Wednesday, January 25, 2006

Maybe one day...

         I'll be Mr. Fixit.  Last night Super Joe came over and we deconstructed our broken washing machine.  If I had been thinking fast, I would have taken pictures but I still can tonite.  I mean, its not as if we put the thing back together again!  I learned a lot actually, Joe being very helpful in explaining all the gadgets and switches we found inside the washer's rusted carcass.  Actually, there weren't many switches or gadgets at all, to my surprise.  Just a pressure switch, some hoses, a bunch of wires, the motor and the tub and agitator.  But It made me understand a very simply, basic, Do-It-Yourself Principle: Most things are a lot easier to fix than we are led to believe.  I'm sure many households (Us included) when confronted with a broken washing machine would just throw the thing out and buy a new one.  After all, it's old!  Why fix it?  We live in America, the land of The Next New Thing.  It's as much a part of our culture to replace barely broken old things with shiny new things that don't work as well but look sleek and shiny as is Obesity, Political Apathy, and Hyper Violence as Entertainment.  Many people, me included, just don't understand how things work these days so when they break for whatever reason, we're forced to either pay outrageous prices to have them fixed or throw it away and buy a new one.  Couple that with the fact that many manufacturers of goods are consciously reducing the quality of products so that a customer is forced to buy new ones in shorter spans....yeah.  But I digress.  It also helps that we have friends who have the hook up when it comes to these things so instead of costing me $$$$ to fix the washer or $$$$ to buy a new one, It'll cost me $55 bucks and some elbow grease.  But the knowledge I gain from doing it myself is priceless.  If You're already a Do-It-Yourselfer and live by these creeds and think I'm late on it, then..well....leave me alone!  I'm just learning this stuff.

 

         Can you tell me how to get, how to get to...
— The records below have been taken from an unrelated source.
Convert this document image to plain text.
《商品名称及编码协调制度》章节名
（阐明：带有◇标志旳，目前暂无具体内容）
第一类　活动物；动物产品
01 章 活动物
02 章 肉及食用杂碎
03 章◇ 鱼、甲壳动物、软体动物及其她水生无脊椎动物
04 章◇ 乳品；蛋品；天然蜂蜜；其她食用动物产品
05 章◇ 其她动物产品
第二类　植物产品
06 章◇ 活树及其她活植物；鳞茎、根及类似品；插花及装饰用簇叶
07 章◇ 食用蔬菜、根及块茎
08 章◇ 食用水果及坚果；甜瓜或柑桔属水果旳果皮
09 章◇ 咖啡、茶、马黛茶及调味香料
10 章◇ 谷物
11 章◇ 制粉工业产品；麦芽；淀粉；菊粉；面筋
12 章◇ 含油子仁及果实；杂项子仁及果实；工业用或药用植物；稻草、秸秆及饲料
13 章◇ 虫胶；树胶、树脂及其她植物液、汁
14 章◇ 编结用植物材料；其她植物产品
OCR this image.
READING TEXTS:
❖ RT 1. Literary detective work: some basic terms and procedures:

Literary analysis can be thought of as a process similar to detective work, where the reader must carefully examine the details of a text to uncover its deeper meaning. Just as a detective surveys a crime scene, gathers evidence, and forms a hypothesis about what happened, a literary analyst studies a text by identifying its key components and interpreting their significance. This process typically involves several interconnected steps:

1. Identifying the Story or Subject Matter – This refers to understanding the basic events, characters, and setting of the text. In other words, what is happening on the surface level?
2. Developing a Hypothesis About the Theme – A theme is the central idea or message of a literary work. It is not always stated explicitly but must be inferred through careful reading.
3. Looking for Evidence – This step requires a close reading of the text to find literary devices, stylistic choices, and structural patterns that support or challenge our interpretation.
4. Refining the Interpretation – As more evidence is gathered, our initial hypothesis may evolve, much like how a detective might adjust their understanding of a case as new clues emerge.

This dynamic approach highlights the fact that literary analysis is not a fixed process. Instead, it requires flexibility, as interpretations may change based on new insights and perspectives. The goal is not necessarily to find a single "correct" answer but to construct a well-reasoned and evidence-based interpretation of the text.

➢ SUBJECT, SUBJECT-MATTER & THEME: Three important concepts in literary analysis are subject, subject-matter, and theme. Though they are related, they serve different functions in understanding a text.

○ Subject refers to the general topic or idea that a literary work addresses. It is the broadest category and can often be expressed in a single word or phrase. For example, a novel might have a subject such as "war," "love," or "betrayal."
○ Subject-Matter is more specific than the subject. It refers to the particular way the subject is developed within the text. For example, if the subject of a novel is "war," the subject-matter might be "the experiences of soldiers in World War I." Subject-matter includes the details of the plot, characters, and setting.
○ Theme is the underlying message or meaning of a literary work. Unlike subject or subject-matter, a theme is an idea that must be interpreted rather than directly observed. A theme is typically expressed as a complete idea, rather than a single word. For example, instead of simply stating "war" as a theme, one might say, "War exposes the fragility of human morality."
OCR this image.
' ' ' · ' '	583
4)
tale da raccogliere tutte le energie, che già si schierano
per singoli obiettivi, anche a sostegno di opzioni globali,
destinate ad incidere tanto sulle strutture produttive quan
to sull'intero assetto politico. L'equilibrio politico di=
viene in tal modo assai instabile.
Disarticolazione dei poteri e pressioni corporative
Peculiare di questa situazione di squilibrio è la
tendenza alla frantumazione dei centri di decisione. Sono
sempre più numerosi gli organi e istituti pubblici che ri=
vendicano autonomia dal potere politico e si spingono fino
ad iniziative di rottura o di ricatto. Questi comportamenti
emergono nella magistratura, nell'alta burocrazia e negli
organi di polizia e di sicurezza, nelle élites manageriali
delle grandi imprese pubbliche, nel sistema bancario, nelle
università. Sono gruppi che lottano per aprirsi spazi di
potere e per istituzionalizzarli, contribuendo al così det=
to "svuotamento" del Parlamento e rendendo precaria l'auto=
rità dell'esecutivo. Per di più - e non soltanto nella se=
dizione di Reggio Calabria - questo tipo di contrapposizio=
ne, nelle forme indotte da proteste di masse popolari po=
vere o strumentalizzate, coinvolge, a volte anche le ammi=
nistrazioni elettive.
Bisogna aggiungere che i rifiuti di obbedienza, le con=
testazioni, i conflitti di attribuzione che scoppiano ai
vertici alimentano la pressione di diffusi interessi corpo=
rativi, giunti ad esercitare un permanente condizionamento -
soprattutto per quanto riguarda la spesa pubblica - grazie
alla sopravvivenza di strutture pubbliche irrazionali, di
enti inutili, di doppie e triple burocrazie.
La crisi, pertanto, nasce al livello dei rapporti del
         Sesame Street.  Well I took my family there, and despite rumors of 7 foot tall pigeons and trash-can dwelling ill-tempered monsters, we had a good time.  Thanks to the tireless efforts of Raquita, we got some of the best seats in the house and Cammy was able to touch or get hugged by every single character in the show.  Except for this crazy lady named Kay.  She sang and danced with the Muppets but was a bit overenthusiastic about the whole thing, as if she was trying to make the show feel like a real Broadway show and not believe that her stage career was over before it started.  But I digress.  The show was fun and we got free popcorn and Cammy seemed to really enjoy herself, which was the point.

 

         Off the Donkey

         You heard it HERE first, folks...the phrase that pays.  Off the Donkey...like off the chain, but even more so!  We put barnyard animals up in Our shit, yo! It's THAT dope.  When you start hearing it on the radio and on TV, remember, yours truly coined it and helped to spread it like peanut butter, or the clap.

 

         The Hero with a 1000 faces by Joseph Campbell

         Im really interested in reading this book every since I talked to Gikinmaro who spoke at length to me about it.  Basically (very very basically) Campbell says that most myths and legends and religions center around a basic hero story, which is almost universally similar in structure and meaning.  He brings up some really interesting examples and conclusions and I cant wait to read it.  If any of you have happened to peruse this tome and have an opinion on it, please, let me know.

 

         That's all for now.  I have more to say but I cant remember it right now.